CARAMANICO. «Le tempistiche di gara sono in linea con la norma. La mancanza di offerte per l’acquisto dell’immobile non è collegabile ai tempi di gara pubblica». Il deputato di Fratelli d’Italia...

CARAMANICO. «Le tempistiche di gara sono in linea con la norma. La mancanza di offerte per l’acquisto dell’immobile non è collegabile ai tempi di gara pubblica». Il deputato di Fratelli d’Italia Guerino Testa replica così al vice presidente del consiglio regionale Antonio Blasioli (Pd). «Non c’è alcun collegamento diretto», scrive Testa, «tra il concessionario delle sorgenti termali e l’acquirente e futuro gestore dell’immobile di Caramanico. L’iter di gara, a opera di Areacom, è durato 8 mesi, in linea con i nove mesi massimi previsti dal codice dei contratti.

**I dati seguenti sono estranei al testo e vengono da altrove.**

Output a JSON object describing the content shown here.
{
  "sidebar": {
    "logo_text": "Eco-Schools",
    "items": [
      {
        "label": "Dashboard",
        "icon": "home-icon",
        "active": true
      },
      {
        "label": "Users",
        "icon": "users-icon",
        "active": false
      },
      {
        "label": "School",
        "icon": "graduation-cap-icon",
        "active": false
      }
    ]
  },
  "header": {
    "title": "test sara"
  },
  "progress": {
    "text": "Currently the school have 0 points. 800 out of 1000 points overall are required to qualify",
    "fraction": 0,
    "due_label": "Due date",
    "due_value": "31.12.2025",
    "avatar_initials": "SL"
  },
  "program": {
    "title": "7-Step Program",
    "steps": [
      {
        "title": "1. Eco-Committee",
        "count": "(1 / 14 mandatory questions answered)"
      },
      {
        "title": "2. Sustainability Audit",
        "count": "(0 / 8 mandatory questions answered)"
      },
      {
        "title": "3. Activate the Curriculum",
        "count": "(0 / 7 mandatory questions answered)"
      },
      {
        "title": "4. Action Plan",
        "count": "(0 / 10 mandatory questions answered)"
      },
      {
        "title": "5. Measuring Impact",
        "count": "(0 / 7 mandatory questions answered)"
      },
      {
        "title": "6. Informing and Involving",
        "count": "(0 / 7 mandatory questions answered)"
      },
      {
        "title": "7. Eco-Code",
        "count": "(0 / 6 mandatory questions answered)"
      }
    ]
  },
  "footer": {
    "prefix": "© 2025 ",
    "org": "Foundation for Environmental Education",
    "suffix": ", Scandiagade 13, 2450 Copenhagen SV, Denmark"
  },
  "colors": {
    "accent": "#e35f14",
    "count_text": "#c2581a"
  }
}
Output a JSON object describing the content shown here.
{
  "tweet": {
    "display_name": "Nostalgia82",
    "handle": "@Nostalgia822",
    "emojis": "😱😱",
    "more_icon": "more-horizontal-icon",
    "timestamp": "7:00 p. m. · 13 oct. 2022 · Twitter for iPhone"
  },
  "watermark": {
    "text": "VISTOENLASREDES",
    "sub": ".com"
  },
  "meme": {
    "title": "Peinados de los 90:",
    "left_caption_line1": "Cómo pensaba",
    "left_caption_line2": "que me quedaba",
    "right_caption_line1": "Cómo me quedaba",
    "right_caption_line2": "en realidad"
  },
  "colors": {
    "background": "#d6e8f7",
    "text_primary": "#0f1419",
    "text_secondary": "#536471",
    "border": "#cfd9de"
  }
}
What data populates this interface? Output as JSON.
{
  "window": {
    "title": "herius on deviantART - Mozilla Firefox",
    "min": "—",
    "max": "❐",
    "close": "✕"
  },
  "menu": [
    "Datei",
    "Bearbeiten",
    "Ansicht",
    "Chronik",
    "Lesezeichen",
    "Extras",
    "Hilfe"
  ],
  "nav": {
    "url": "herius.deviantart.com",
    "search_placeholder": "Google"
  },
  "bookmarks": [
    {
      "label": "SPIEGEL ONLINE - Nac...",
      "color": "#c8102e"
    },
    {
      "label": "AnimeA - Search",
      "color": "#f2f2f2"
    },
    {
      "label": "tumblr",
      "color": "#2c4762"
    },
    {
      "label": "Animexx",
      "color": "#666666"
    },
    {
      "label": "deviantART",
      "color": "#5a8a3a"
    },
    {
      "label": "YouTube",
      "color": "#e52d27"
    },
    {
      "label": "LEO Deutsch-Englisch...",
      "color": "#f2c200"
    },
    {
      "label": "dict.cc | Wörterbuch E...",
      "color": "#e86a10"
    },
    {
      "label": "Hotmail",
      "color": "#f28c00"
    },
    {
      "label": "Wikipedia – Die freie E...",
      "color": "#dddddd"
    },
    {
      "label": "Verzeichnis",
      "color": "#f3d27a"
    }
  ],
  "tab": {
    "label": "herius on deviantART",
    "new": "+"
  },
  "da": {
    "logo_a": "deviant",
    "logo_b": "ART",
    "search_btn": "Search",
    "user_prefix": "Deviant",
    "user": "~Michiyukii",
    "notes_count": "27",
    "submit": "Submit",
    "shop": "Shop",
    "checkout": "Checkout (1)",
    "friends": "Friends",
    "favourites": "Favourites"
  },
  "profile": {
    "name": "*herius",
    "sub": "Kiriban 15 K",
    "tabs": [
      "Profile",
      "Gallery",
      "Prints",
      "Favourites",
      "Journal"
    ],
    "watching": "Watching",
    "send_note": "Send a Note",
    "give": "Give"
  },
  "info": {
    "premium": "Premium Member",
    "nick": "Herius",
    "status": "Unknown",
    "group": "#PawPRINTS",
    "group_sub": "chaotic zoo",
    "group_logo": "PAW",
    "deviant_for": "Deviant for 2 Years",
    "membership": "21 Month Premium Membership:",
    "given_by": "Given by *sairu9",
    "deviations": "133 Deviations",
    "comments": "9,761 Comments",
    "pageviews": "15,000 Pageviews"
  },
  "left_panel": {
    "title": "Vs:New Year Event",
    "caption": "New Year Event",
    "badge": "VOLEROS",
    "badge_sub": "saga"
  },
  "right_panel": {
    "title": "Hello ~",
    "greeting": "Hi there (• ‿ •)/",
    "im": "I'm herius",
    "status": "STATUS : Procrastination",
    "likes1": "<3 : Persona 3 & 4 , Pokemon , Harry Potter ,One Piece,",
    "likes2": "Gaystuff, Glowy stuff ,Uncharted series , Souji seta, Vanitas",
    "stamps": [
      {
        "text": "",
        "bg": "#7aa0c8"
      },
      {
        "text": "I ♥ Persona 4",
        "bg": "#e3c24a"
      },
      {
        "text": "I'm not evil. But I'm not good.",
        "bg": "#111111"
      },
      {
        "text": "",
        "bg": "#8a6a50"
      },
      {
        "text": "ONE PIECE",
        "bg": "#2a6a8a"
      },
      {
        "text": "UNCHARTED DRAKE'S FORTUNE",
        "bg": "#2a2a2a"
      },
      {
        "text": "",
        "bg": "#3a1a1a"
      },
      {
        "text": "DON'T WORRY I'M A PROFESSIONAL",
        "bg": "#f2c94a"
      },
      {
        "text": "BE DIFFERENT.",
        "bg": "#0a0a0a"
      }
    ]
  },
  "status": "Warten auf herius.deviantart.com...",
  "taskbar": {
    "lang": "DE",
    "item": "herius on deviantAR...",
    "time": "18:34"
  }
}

Le tempistiche di verifica attivate post gara non dipendono né da Areacom né dalla Regione, in quanto i riscontri devono pervenire da enti terzi: l’intervallo di tempo necessario tra l’attivazione e gli esiti delle verifiche non può essere strumentalizzato per giustificare la mancanza di offerte di acquisto di un immobile privato sottoposto a curatela fallimentare». E ancora: «L’acquirente dovrà rivolgersi al concessionario per “comprare” l’acqua da usare nell’impianto termale e i due soggetti non devono necessariamente coincidere. Quanto al prezzo di vendita è stimato in considerazione di un impianto a pieno regime cosa che oggi non avviene anche perché la struttura deve essere ristrutturata. Conseguentemente le aste rischiano di andare deserte pur avendo assegnato la concessione per lo sfruttamento delle acque».